As I drove home last night from watching the election at a friend’s house, the joy I should have felt at Obama’s victory was drowned in the sorrow I felt at the step backwards my state has taken. My car’s stereo was playing my newly purchased copy of Mahler’s Das Lied von der Erde, his sorrowful symphonic masterpiece composed at a time in his life when he’d discovered himself to be deathly ill and had just lost a daughter to Scarlet Fever. Mahler’s masterpiece really overcame me, matching my mood perfectly. I nearly wept with sadness at how close we had come to true equality, and how stupid fucks took it away just because they think butt sex is nasty and against Jesus.
Das Lied von der Erda has warm and hopeful parts as well, and so does the current state of gay marriage–though our own state is still bigoted and full of hulking moralistic dinosaurs, other states such as New York and New Jersey are gearing up for a real solid state of equality. But I mourn the state we were for just a few months.
Prop 8 passing is heartbreaking, no doubt, and casts a dark cloud over this otherwise positive election.
We jus have to keep on trying, and keep on fighting, as many people have before us. America will come around. Come to the rally in WeHo! I think it will be a good morale boost for all of us.
Wherefore art this rally in WeHo? What’s the time and place?
It’s really too bad. I’m disappointed too; equality got screwed.

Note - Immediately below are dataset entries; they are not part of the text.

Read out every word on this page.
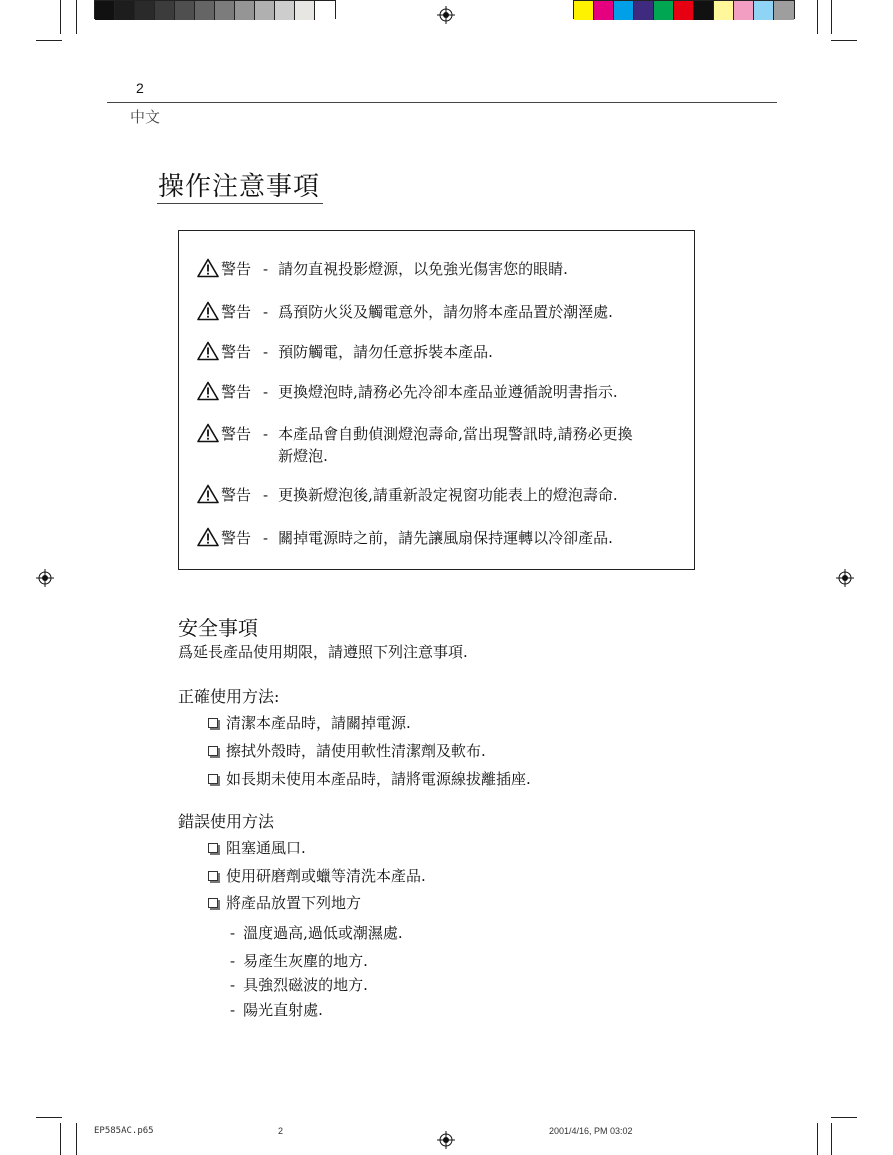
2
中文
操作注意事項
警告 - 請勿直視投影燈源，以免強光傷害您的眼睛.
警告 - 爲預防火災及觸電意外，請勿將本產品置於潮溼處.
警告 - 預防觸電，請勿任意拆裝本產品.
警告 - 更換燈泡時,請務必先冷卻本產品並遵循說明書指示.
警告 - 本產品會自動偵測燈泡壽命,當出現警訊時,請務必更換
新燈泡.
警告 - 更換新燈泡後,請重新設定視窗功能表上的燈泡壽命.
警告 - 關掉電源時之前，請先讓風扇保持運轉以冷卻產品.
安全事項
爲延長產品使用期限，請遵照下列注意事項.
正確使用方法:
清潔本產品時，請關掉電源.
擦拭外殼時，請使用軟性清潔劑及軟布.
如長期未使用本產品時，請將電源線拔離插座.
錯誤使用方法
阻塞通風口.
使用研磨劑或蠟等清洗本產品.
將產品放置下列地方
- 溫度過高,過低或潮濕處.
- 易產生灰塵的地方.
- 具強烈磁波的地方.
- 陽光直射處.
EP585AC.p65	2	2001/4/16, PM 03:02
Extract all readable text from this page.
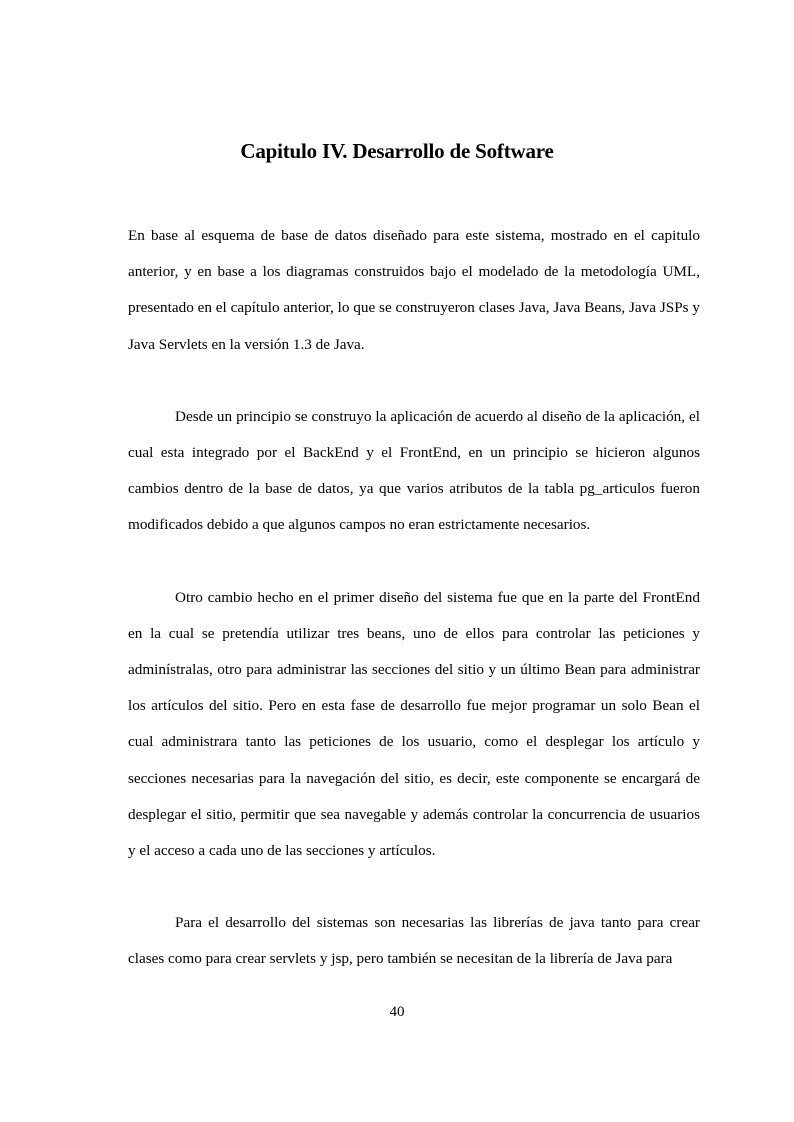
Capitulo IV. Desarrollo de Software

En base al esquema de base de datos diseñado para este sistema, mostrado en el capitulo anterior, y en base a los diagramas construidos bajo el modelado de la metodología UML, presentado en el capítulo anterior, lo que se construyeron clases Java, Java Beans, Java JSPs y Java Servlets en la versión 1.3 de Java.

Desde un principio se construyo la aplicación de acuerdo al diseño de la aplicación, el cual esta integrado por el BackEnd y el FrontEnd, en un principio se hicieron algunos cambios dentro de la base de datos, ya que varios atributos de la tabla pg_articulos fueron modificados debido a que algunos campos no eran estrictamente necesarios.

Otro cambio hecho en el primer diseño del sistema fue que en la parte del FrontEnd en la cual se pretendía utilizar tres beans, uno de ellos para controlar las peticiones y adminístralas, otro para administrar las secciones del sitio y un último Bean para administrar los artículos del sitio. Pero en esta fase de desarrollo fue mejor programar un solo Bean el cual administrara tanto las peticiones de los usuario, como el desplegar los artículo y secciones necesarias para la navegación del sitio, es decir, este componente se encargará de desplegar el sitio, permitir que sea navegable y además controlar la concurrencia de usuarios y el acceso a cada uno de las secciones y artículos.

Para el desarrollo del sistemas son necesarias las librerías de java tanto para crear clases como para crear servlets y jsp, pero también se necesitan de la librería de Java para

40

California voters have passed very un-progressive initiatives before that have taken away existing rights. However, they have always had very undesirable consequences: Proposition 14 in 1964 and 187 in 1994 created quite a few problems that hurt California’s quality of live and general social tolerance. I suspect 8 will have similar negative consequences that will deeply hurt people in this state. The people who voted for it are too stupid to realize those consequences, as was the case with supporters of Props 14 and 187 (and Prop 13 in 1978 for that matter – which made CA schools go from the top 10 in the nation to the bottom 10 in the nation).